When things go wrong, there are several ways to work on fixing them. However, they require that you understand the system well. This manual can't teach you what to do, but we will present the ways that you can use our products to get into rescue modes where you can use your own knowlege to rescue the system.
If your system boots, but does not allow you to log in when it has completed booting, you can use the single or emergency boot option. At the LILO boot: prompt, type linux single in order to boot in single-user mode. In single-user mode, your local filesystems will be mounted, but your network will not be activated. In emergency mode, almost nothing will be set up. Only the root filesystem will be mounted, and it will be mounted read-only.
The installation diskette set can also be used as a rescue disk set. When you boot the boot diskette, type rescue at the boot prompt (on non-Intel platforms, add rescue as an option to the kernel you are booting, for example, linux rescue), and the install process will ask a few questions, request that you insert the second disk, and set up shells on VC 1 and VC 2. The shell that is running is ash, a minimal bourne shell with no history or command-line editing.

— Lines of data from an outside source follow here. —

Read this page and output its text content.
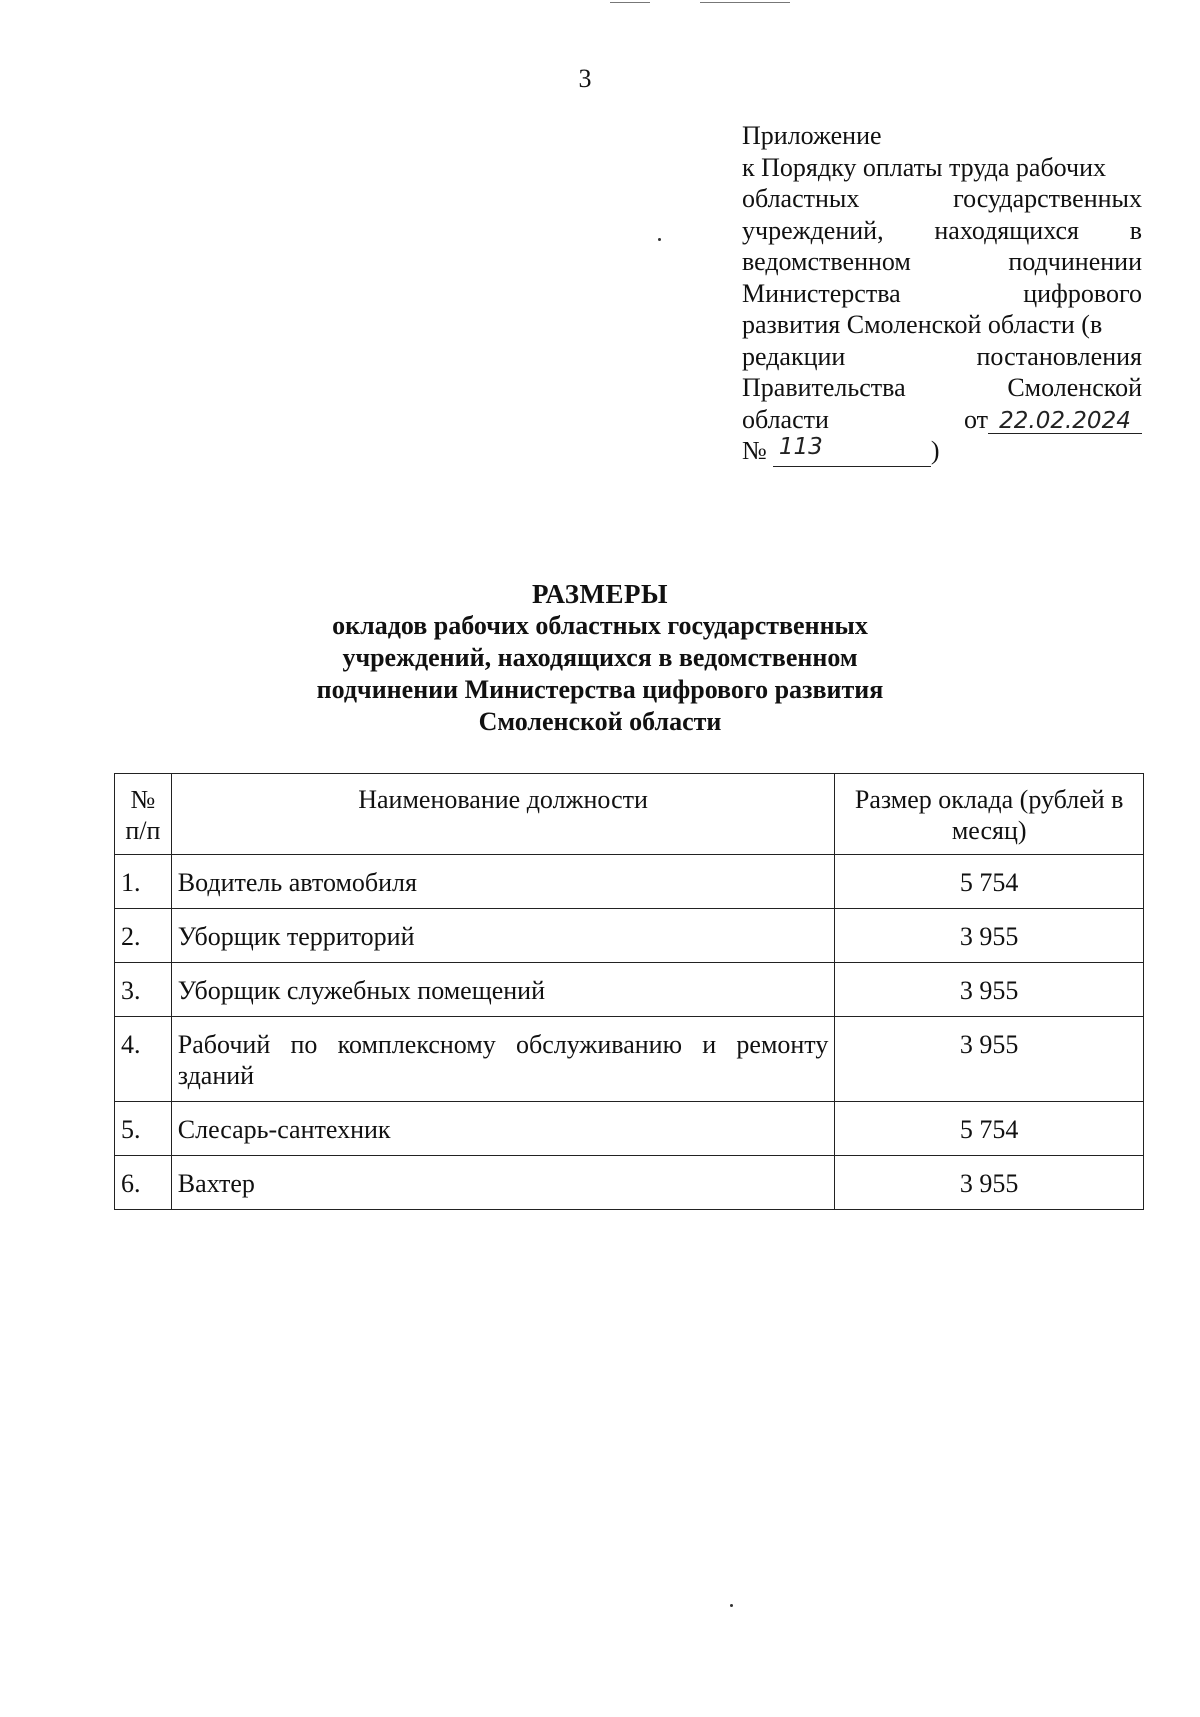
3
Приложение
к Порядку оплаты труда рабочих
областных	государственных
учреждений, находящихся в
ведомственном	подчинении
Министерства	цифрового
развития Смоленской области (в
редакции	постановления
Правительства	Смоленской
области	от 22.02.2024
№ 113	)
РАЗМЕРЫ
окладов рабочих областных государственных
учреждений, находящихся в ведомственном
подчинении Министерства цифрового развития
Смоленской области
№ п/п	Наименование должности	Размер оклада (рублей в месяц)
1.	Водитель автомобиля	5 754
2.	Уборщик территорий	3 955
3.	Уборщик служебных помещений	3 955
4.	Рабочий по комплексному обслуживанию и ремонту зданий	3 955
5.	Слесарь-сантехник	5 754
6.	Вахтер	3 955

The PATH environment variable is set so that once you have mounted your root partition on /mnt, binaries from your root partition will be run if they do not exist on the diskette. Also, the libraries in /mnt/lib and /mnt/usr/lib will be used if needed. You may wish to change your PATH to not include /bin and /usr/bin, leaving /mnt/bin, /mnt/usr/bin, etc., while you are working on repairing your system. If you do that, you will need to use /bin/umount to unmount /mnt.

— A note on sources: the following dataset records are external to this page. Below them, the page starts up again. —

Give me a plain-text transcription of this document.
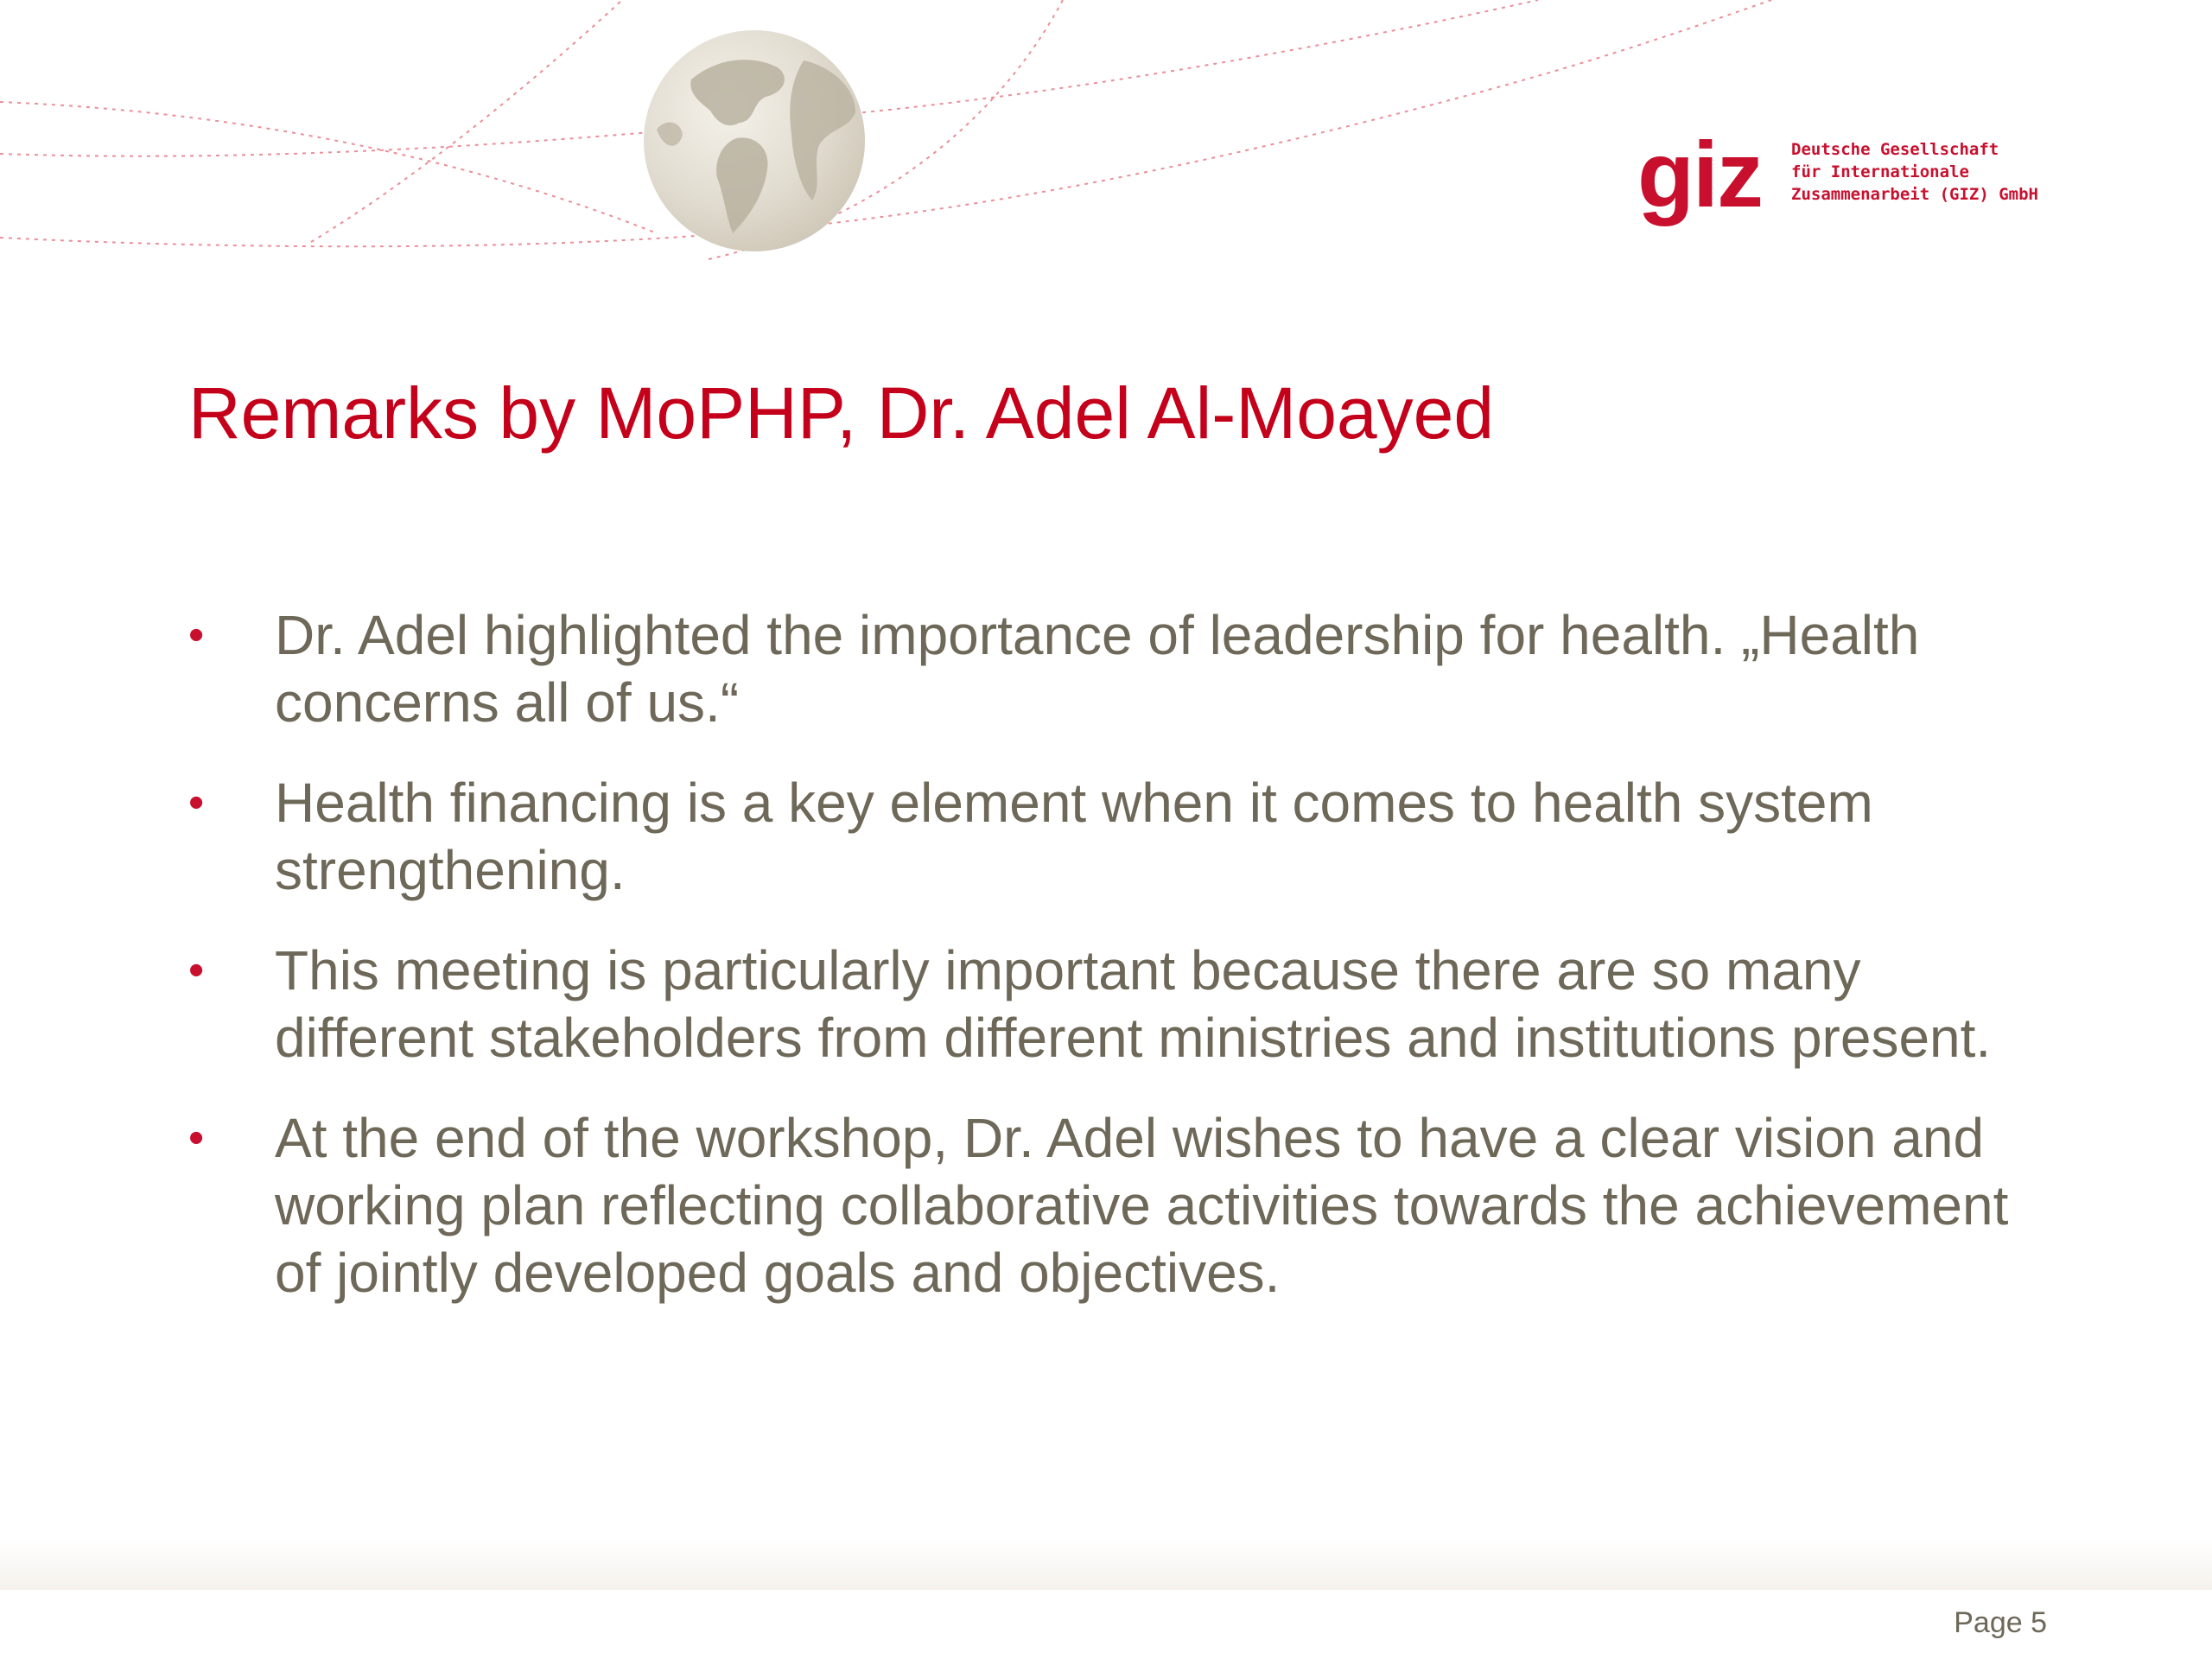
giz Deutsche Gesellschaft
für Internationale
Zusammenarbeit (GIZ) GmbH
Remarks by MoPHP, Dr. Adel Al-Moayed
• Dr. Adel highlighted the importance of leadership for health. „Health concerns all of us.“
• Health financing is a key element when it comes to health system strengthening.
• This meeting is particularly important because there are so many different stakeholders from different ministries and institutions present.
• At the end of the workshop, Dr. Adel wishes to have a clear vision and working plan reflecting collaborative activities towards the achievement of jointly developed goals and objectives.
Page 5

Limited versions of important utilities are available before you mount /mnt:
mount /dev/sda1 /mnt -t ext2is functionally equivalent to
mount sda1 /mnt
Have you ever rebuilt a kernel and, eager to try out your new handiwork, rebooted before running LILO? And you didn't have an entry for an older kernel in lilo.conf? Read on...
Here's a handy trick. In many cases, it's possible to boot your Red Hat Linux/Intel from the Red Hat Linux boot diskette with your root filesystem mounted and ready to go. Here's how:
Enter the following command at the boot diskette's boot: prompt:
linux single root=/dev/hdXX initrd=
(Replace the XX in /dev/hdXX with the appropriate letter and number for your root partition.)

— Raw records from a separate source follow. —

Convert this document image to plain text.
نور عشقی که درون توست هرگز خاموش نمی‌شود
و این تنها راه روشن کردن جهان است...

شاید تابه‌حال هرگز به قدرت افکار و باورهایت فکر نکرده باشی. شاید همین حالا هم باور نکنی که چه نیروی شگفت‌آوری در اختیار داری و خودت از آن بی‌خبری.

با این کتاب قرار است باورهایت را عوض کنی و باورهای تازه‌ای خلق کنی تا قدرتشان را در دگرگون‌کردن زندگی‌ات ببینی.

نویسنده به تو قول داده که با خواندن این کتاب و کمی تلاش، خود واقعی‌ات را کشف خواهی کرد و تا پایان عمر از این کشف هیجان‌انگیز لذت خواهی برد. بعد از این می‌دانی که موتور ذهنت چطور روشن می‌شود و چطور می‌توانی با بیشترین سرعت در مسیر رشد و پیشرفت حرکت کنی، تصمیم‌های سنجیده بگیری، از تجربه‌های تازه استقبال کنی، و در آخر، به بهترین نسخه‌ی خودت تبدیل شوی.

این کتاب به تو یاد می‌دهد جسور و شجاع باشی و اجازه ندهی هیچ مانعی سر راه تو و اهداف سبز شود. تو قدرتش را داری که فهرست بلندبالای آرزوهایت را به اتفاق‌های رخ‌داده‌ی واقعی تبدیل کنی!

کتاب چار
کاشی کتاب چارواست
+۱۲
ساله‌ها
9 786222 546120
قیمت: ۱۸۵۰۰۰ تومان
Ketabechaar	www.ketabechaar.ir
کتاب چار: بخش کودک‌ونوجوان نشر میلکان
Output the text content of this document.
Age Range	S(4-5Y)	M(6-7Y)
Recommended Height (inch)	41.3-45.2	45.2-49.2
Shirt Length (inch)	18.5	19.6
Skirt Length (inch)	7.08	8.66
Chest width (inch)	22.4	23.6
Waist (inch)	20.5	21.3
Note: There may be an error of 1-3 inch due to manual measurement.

What does this do? First, it starts the boot in single-user mode, with the root partition set to your root partition. The empty initrd specification bypasses the installation-related image on the boot diskette, which will cause you to enter single-user mode immediately.
Is there a downside to this trick? Unfortunately, yes. Because the kernel on the Red Hat Linux boot diskette only has support for IDE built-in, those of you with SCSI-based systems won't be able to use this trick. In that case, you'll have to use the boot diskette's normal rescue mode (which also requires the supplemental diskette).